This week WRI posted its latest CO2 Emissions Inventory report, the latest report that documents the organization’s CO2 emissions and efforts to reduce them. In keeping with WRI’s mission and efforts to “walk the talk,” we’ve been documenting and reporting our emissions for every year since 2000.
Here are some of the highlights from this year’s report:
- CO2 Emissions in 2006 and 2007—including electricity use, business travel, employee commuting and paper use—were 1,125 and 1,288 metric tons, respectively. That’s a 19% jump over two years from 2005 (1,084 tons CO2). Although WRI has been aggressive in its energy efficiency efforts, our staff size has increased by 30% in the last year alone. As a result, our airline travel and the size of our office have also both increased to some degree.
- In 2007, WRI added 7,000 square feet of LEED-certified green office space. This addition makes for a highly energy-efficient and environmentally friendly office, but it nonetheless increases our office footprint by about 31%. Unfortunately, electricity use is not metered separately in our building, so we must pro-rate our electricity use—and associated emissions—based on the electricity usage throughout the building and the percentage of space that we use. As a result, the emissions inventory does not fully capture the benefits of energy efficiency investments in the new (or existing) space.
- In 2008, WRI worked with our landlord to add a 3,600 square foot green roof to improve energy efficiency and provide an array of environmental benefits.
- 2007 was the first year that WRI offset its emissions using Certified Emission Reductions (CERs), as opposed to offsets purchased from a voluntary market—read on for more details.
Voluntary Offsets vs. Compliance Offsets
Offsets are activities or projects that reduce or sequester greenhouse gas (GHG) emissions outside organizational boundaries. Since 2000, part of WRI’s institutional CO2 commitment is to achieve a “net zero” emissions balance, meaning that we offset the emissions that we cannot eliminate by purchasing offsets.
The offset market consists of a highly diverse array of products. You can often choose not only the type but the location of the project generating the credits. In addition, there are both voluntary markets and “compliance” markets: e.g., offsets available under the Clean Development Mechanism (CDM) of the Kyoto Protocol that may be used to meet legally binding obligations.

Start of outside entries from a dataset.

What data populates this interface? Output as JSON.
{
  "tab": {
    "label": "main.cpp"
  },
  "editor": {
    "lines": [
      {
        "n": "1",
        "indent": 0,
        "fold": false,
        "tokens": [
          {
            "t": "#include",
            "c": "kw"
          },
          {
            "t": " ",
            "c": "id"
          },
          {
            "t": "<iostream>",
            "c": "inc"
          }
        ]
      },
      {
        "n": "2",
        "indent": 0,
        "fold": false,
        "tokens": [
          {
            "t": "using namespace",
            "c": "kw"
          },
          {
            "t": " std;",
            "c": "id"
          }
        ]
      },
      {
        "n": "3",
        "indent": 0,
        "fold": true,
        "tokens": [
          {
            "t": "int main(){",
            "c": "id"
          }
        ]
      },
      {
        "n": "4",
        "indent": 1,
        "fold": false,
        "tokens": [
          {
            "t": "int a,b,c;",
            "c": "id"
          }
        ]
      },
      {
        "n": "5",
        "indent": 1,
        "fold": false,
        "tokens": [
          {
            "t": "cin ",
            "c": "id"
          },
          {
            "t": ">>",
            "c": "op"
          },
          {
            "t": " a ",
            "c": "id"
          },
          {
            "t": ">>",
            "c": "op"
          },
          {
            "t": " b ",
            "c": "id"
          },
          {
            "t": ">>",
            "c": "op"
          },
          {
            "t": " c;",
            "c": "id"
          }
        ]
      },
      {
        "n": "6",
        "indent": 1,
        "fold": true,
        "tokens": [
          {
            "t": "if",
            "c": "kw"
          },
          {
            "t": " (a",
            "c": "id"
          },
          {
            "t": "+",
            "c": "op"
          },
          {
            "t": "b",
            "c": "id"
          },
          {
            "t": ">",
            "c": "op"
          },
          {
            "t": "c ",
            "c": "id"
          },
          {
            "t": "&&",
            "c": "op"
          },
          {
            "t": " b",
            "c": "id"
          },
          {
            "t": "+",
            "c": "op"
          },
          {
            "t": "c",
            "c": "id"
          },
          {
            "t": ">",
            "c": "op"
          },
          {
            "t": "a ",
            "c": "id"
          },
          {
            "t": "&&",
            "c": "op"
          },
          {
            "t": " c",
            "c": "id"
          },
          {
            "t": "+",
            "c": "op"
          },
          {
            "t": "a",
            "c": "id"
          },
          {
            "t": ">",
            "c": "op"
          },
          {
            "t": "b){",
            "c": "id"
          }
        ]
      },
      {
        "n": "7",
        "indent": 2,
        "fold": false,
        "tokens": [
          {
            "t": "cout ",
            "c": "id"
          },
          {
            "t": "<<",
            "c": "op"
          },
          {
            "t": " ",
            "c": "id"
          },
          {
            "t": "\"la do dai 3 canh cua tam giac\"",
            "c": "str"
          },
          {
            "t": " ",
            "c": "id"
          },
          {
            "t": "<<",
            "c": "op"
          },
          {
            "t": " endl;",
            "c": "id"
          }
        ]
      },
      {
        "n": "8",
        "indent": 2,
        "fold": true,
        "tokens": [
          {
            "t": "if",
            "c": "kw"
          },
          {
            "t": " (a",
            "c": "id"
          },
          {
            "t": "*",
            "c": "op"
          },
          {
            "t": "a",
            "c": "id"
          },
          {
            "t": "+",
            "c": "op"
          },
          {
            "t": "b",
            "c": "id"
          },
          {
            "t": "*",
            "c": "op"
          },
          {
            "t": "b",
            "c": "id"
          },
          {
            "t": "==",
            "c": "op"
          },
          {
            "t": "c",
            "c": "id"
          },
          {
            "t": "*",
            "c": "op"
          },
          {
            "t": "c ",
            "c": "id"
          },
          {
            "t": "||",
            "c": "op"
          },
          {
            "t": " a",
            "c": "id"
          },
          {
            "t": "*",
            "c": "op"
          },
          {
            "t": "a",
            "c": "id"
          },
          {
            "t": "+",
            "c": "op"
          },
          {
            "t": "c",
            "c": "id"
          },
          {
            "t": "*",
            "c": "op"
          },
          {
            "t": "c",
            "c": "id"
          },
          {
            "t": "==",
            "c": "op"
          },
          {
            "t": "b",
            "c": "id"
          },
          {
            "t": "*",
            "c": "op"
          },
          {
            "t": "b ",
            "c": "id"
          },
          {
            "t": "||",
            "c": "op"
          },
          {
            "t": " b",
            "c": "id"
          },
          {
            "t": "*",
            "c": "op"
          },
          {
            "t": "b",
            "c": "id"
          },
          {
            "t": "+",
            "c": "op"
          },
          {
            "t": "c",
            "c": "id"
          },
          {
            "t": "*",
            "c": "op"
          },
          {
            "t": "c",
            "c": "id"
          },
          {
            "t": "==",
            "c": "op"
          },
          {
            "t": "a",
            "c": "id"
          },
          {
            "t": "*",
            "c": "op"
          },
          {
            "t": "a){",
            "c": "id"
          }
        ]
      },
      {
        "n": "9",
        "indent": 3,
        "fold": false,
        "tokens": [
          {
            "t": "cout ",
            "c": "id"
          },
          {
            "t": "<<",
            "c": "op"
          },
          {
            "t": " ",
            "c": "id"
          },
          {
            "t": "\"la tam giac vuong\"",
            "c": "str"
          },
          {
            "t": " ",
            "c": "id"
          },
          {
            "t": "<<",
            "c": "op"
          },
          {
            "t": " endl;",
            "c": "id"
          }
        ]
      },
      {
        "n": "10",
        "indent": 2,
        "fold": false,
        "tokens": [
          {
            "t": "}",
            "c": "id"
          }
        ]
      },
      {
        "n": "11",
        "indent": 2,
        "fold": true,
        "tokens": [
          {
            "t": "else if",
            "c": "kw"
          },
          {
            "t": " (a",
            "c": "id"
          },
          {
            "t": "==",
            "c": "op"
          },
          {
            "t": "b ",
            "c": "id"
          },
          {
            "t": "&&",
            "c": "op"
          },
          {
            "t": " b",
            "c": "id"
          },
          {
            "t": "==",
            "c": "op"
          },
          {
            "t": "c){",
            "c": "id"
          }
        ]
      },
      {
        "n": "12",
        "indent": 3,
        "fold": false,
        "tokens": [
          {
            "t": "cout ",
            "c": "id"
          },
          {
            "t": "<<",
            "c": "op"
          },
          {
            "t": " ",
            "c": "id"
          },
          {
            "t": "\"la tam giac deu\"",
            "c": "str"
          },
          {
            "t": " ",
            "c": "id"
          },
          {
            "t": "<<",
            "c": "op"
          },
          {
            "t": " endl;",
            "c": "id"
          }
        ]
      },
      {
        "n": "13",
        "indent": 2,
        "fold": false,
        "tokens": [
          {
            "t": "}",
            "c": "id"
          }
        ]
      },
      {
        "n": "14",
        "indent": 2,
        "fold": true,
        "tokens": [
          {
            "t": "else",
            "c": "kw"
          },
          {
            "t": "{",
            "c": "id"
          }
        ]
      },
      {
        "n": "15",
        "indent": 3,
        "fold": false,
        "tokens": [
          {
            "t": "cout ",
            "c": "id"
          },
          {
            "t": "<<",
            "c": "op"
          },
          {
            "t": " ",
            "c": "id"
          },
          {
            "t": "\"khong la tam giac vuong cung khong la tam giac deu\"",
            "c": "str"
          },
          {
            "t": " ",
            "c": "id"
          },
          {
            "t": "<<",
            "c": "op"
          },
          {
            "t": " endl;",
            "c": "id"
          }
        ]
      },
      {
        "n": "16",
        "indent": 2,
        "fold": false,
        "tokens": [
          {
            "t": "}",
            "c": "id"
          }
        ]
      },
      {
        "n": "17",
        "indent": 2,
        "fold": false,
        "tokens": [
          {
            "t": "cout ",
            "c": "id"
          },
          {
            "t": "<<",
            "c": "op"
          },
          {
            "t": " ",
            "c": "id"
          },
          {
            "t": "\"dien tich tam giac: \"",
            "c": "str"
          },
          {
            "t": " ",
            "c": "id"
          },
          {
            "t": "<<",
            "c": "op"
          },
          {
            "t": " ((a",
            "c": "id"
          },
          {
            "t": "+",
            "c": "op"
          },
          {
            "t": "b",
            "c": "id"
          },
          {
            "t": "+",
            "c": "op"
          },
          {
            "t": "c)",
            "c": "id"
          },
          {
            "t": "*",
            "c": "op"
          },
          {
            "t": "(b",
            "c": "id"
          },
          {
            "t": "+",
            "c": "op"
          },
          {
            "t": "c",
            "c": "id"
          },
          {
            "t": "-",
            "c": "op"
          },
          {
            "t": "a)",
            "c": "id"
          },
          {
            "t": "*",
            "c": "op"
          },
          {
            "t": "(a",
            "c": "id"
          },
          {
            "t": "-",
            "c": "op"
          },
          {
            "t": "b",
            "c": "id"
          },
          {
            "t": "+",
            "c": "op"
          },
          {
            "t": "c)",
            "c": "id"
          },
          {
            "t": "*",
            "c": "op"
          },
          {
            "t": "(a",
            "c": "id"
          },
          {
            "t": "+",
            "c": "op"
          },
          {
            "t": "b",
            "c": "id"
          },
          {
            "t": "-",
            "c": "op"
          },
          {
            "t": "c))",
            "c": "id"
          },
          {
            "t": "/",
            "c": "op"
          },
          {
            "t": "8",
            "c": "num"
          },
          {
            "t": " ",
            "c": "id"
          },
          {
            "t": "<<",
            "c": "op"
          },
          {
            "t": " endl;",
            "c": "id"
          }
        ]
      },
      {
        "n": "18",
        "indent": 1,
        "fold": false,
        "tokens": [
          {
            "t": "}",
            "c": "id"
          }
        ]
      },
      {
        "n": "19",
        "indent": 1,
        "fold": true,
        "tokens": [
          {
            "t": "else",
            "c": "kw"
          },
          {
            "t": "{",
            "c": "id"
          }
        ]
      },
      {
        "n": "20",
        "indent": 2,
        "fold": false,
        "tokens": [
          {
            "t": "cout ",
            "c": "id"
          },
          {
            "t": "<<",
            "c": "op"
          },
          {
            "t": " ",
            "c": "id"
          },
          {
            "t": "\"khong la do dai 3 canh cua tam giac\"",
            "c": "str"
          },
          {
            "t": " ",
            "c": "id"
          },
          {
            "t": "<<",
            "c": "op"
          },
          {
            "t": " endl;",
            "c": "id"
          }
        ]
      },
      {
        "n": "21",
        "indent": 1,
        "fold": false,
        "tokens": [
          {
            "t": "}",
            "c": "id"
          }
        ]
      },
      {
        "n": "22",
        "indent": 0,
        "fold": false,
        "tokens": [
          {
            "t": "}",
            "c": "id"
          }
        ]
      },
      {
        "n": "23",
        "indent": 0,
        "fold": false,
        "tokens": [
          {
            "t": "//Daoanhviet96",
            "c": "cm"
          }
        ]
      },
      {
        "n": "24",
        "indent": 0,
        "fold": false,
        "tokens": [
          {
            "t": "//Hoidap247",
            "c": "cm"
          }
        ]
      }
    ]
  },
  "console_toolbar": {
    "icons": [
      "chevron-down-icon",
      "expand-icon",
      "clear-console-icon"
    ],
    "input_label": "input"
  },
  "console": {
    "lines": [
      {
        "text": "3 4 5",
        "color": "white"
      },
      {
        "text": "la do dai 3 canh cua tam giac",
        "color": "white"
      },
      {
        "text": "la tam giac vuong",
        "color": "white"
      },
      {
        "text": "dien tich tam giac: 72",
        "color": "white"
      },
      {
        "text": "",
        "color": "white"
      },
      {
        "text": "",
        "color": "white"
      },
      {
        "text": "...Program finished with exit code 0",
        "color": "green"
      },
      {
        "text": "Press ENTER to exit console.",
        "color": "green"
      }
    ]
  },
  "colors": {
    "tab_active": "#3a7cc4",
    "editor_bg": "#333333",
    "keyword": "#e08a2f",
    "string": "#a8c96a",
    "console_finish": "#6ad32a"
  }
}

2007 is the first year in which WRI met its “net zero” target using Certified Emissions Reductions (CERs) purchased in the CDM market. Consequently, WRI is currently one of the very few U.S. organizations to voluntarily offset its emissions via the CDM. This decision comes after an extensive re-evaluation of our organization’s approach to offsetting emissions. We concluded from that assessment that CERs purchased from a compliance market are more consistent with WRI’s institutional goals and mission. Our 2007 CERs come from a landfill gas to energy project in Nanjing, China and a wind power project in Tamil Nadu, India.
Here is a brief summary of WRI’s rationale:
- WRI strongly believes that a robust, functioning compliance offset market is essential to the effort to reduce greenhouse gas emissions globally, and that we have an ethical obligation to “walk the talk.”
- The CDM offers a relatively robust protocol for assessing the environmental integrity of projects.
- China & India are especially important countries for WRI’s work and strategic focus;
- The experience of purchasing CERs deepens our understanding of offset markets in general and how to navigate them.
The price difference between CERs and offsets in voluntary markets is not insignificant. At the time of purchase, CERs cost about $30 per metric ton of CO2 equivalent, compared to about $4-16 per ton recently for offsets in voluntary markets. Nonetheless, WRI’s desire to support the global compliance market through our purchasing decisions, as well as to support projects in specific regions that are important to our work, outweighed the higher cost.
Finally, WRI’s decision should not be taken as a renunciation of voluntary markets. We did not evaluate any particular offset providers as part of this decision, and there are a multitude of sound offset projects in both voluntary and compliance markets. We encourage each organization looking to offset its emissions to do its own research and support offset projects and markets that are consistent with its goals and objectives.